Organized and curated by Patricia Watts, founder of ecoartspace, in collaboration with
Gallery Route One (GRO) in Point Reyes, California.

Our human relationship with animals has dramatically altered over time. As world populations continue to rise and as wild spaces are reduced due to human encroachments, our heightened interactions with animals expand our awareness of both ourselves and other. As individuals, our consciousness of the boundaries between humans and animals ultimately determines our own fate as a species. Having become dependent on animals for psychological and nutritional needs, human beings don’t often know where the self ends and the other begins.  

In 2015 the New Zealand government formally recognized animals as sentient beings by amending animal welfare legislation, an enlightened perspective. This amendment acknowledges that animals experience both positive and negative emotions, including pain and distress, as humans do. Shockingly, however, the British government recently voted not to transfer parts of EU legislation into UK law, parts that recognize animals as sentient beings, a not so enlightened perspective. 



Historically, it has been posited that animals live “on the surface” and do not engage in self-reflective thought. They likely did not have the ability to process events or have memories like those of humans.

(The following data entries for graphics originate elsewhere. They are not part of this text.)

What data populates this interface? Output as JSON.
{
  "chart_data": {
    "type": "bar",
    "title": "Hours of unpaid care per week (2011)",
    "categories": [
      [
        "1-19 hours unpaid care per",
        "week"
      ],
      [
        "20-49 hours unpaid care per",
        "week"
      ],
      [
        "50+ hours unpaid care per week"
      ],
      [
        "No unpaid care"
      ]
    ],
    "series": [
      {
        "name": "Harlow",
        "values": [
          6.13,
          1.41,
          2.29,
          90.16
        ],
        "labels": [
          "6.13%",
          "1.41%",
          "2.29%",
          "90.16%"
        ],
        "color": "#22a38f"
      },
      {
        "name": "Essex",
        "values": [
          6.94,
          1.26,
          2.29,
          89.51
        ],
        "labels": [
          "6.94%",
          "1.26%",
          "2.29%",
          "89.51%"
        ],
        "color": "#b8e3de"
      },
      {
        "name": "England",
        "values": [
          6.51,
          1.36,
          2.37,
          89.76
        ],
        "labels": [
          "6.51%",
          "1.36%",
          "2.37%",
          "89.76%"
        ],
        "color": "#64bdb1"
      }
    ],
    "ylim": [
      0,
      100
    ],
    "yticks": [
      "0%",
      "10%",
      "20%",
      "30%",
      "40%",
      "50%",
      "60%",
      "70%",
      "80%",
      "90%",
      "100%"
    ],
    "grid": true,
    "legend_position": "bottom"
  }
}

Their lives were considered a series of situations, one after the other, instead of an intellectual endeavor. And, we were told, they lacked critical reflection and were not able to differentiate objects from people. These theories have been considered as facts.


The three artists in Contemplating OTHER arrive at their subject from different
perspectives and use diverse media, while they all reflect on the human-animal relationship in their art. 

 

Alicia Escott places herself in the role of animal, physically cloaking herself in sheets of found plastics, upon which she has delicately painted wild animals. She then places herself in nature for documentation. Her work takes the form of photographs, video performances, and installations.



Linda Guenste makes vivid paintings that reflect her experiences of finding the remains of abandoned corrals scattered throughout the Great Plains states of America. There, cattle were historically rounded up in small groups and loaded onto trucks, then hauled off to slaughter. 



Brigitta Varadi works with raw sheep wool to present an aesthetic element of farming practices, in which animals are marked with color-coded paints to identify ownership. Her paintings remind us that animal husbandry links us humans with animals psychologically as well as for our dietary survival.